There’s a new money trend on social media that features musical artists standing near messages spelled out with legal tenders. However, as popular as it is becoming, rapper and hip-hop loan shark 50 Cent is here to let the younger generation know who started it first.
All week, rappers YoungBoy Bever Broke Again, Lil Durk, Favivio Foreign and Yung Miami of the City Girls and many more have been spotted online photographed alongside various phrases, including, “F-ck Child Support,” “Hurry Y’all B-tch A– Up,” and “Them H-es Ain’t Me” written out with cash.
The growing trend prompted a post from the “Power” creator who claimed to be the originator of the latest social media challenge. Taking to his Instagram account over the weekend, he shared a vintage photo of himself sitting on the floor next to several stashes of cash that spelled the word “BROKE.”
“When I look back at some of the shit that I did, I be bugging out,” the 46-year-old wrote, before giving props to the younger rappers. “I see all these new versions I like all of them.”
Many appeared to agree that Fif may have been the first to start the wave and even pointed out one distinct difference between the two takes. “Stacks not singles,” wrote one user. “I see what you did.” Another person commented, “But they doing it with single 100 dollar bills you were doing it with stacks of $10,000 lol.”
Other fans, who seemingly remembered first seeing this photo surface years ago, noted how it came to be. “Ppl Forget u trolled the IRS with this one,” wrote a third person.
Still, not everyone agreed. Shortly after Fif’s post, Soulja Boy responded with a screenshot of his 2016 “Stacks On Deck” video, in which he spells out his name in cash. He added in the caption, “I was the first to do it.”
Fif’s photo appeared roughly around 2015, after the star filed Chapter 11 bankruptcy with debts of $36 million and assets of less than $20 million.

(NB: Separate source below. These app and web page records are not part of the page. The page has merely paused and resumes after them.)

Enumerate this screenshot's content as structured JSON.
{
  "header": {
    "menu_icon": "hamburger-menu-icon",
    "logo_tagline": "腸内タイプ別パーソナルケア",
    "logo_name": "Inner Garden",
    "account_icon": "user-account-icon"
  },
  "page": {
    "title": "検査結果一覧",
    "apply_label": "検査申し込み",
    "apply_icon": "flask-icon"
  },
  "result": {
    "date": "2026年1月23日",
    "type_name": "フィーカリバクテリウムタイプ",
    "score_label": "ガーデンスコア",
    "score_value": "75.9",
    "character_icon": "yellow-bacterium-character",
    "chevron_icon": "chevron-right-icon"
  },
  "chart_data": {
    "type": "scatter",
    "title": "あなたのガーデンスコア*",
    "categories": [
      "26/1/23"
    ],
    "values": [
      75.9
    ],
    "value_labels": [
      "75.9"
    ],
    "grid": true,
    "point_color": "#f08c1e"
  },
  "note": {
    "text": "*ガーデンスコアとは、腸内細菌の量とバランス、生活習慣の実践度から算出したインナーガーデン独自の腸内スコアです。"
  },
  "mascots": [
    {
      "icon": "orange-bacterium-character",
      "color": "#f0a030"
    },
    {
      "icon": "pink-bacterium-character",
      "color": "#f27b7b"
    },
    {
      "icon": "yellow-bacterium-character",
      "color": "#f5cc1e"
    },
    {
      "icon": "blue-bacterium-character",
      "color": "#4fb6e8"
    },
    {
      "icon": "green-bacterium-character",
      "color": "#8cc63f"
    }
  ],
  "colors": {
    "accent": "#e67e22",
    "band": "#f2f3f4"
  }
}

According to the National Bankruptcy website, Fif paid off a five-year plan early with $8.7 million of his own money and $13.65 million he received in a legal malpractice lawsuit settlement. In 2016, the photo was brought into question by a Connecticut judge who questioned whether the rapper declared all of his assets the year before.
In his response to the judge, 50 Cent said: “Just because I am photographed in or next to a certain vehicle, wearing an article of clothing, holding a product, sitting next to what appears to be large sums of money or modeling expensive pieces of jewelry does not mean that I own everything in those photos.”